Posted: Fri Nov 16, 2018 1:59 pm
by LdB
It's up to you but what you have done is useful, as I showed it's scary close to what I end up doing and very usable. I guess it's the only logical way to pull the code apart because we both got there doing it different ways and for different reasons. I end up getting frustrated with the the source code organization on FreeRTOS so I just totally tore it apart. However I threw away stuff it has that I wasn't interested in the streams etc, so your port is technically better and I can then just add the multicore features. So if you want to clean it up I will add what I can to it and perhaps it serves you for a start point, so could be a win win. I won't get a chance to do anything this weekend I have to do a pile of source documentation on stuff I have already done (before I forget) and a fair bit of code cleaning.

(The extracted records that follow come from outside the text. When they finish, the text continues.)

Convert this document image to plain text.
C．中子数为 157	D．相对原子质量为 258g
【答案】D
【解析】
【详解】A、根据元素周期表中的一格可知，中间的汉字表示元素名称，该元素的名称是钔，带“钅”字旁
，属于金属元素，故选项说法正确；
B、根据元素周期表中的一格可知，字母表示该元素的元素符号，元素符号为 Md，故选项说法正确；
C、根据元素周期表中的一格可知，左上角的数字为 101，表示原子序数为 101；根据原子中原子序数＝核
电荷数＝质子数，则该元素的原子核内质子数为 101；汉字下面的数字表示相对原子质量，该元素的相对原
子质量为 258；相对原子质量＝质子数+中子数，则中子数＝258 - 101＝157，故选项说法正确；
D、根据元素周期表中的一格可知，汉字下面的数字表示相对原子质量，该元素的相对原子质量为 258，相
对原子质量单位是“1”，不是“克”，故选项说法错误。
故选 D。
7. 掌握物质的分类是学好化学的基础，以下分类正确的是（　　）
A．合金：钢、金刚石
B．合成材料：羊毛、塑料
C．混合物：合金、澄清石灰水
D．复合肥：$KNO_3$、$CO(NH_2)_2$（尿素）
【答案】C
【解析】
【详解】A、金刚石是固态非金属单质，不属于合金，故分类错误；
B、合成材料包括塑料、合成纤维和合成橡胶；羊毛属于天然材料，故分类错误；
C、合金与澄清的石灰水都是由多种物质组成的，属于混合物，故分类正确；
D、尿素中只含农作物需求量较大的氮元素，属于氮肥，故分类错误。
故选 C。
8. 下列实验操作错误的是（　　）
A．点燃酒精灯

Re: LdB's FreeRTOS example

Posted: Fri Nov 16, 2018 6:37 pm
by macload1
I cleaned out my code to make it usable. If you want to show something on your screen, you just need to put your own config file (and maybe comment out the GPIO related stuff in the beginning of main, but I think that's not absolutely needed. In fact, I use a LCD connected through DPI)

I will not have the time this w-e neither, but probably next week I'll check out your code.

As I already told, the heavy stuff has been borrowed mainly from James Walmsley. I just updated the FreeRTOS, ported the uGFX library (very nice embedded library!) and added some stuff like malloc, ...

Have a nice w-e!

Re: LdB's FreeRTOS example

Posted: Tue Nov 20, 2018 5:49 pm
by LdB
Finished 10.1.1 port .. Technically it is 10.1.2 because I added the 10 lines to give CPU load which they dont have. ... TOSv10.1.1

I have all but finished the AARCH64 I just have an issue with getting the stack switching I need to do an elevate to EL2 to do it, so that will occur in next few days. There are a couple of FreeRTOS ports that also allow you to add FPU into the contexts for tasks and they then save and restore them. I will add that feature to the port as well so you can have hard fpu on in tasks.

I have a funny multicore one which will be up next :-)

Re: LdB's FreeRTOS example

Posted: Tue Dec 04, 2018 5:20 pm
by LdB
I had a bit of time over weekend to finish the Pi3 AARCH64 bit version of FreeRTOS 10.1.1 ... TOSv10.1.1

Should now work on any model Pi in 32 bit and either Pi3 model in 32 or 64 bit.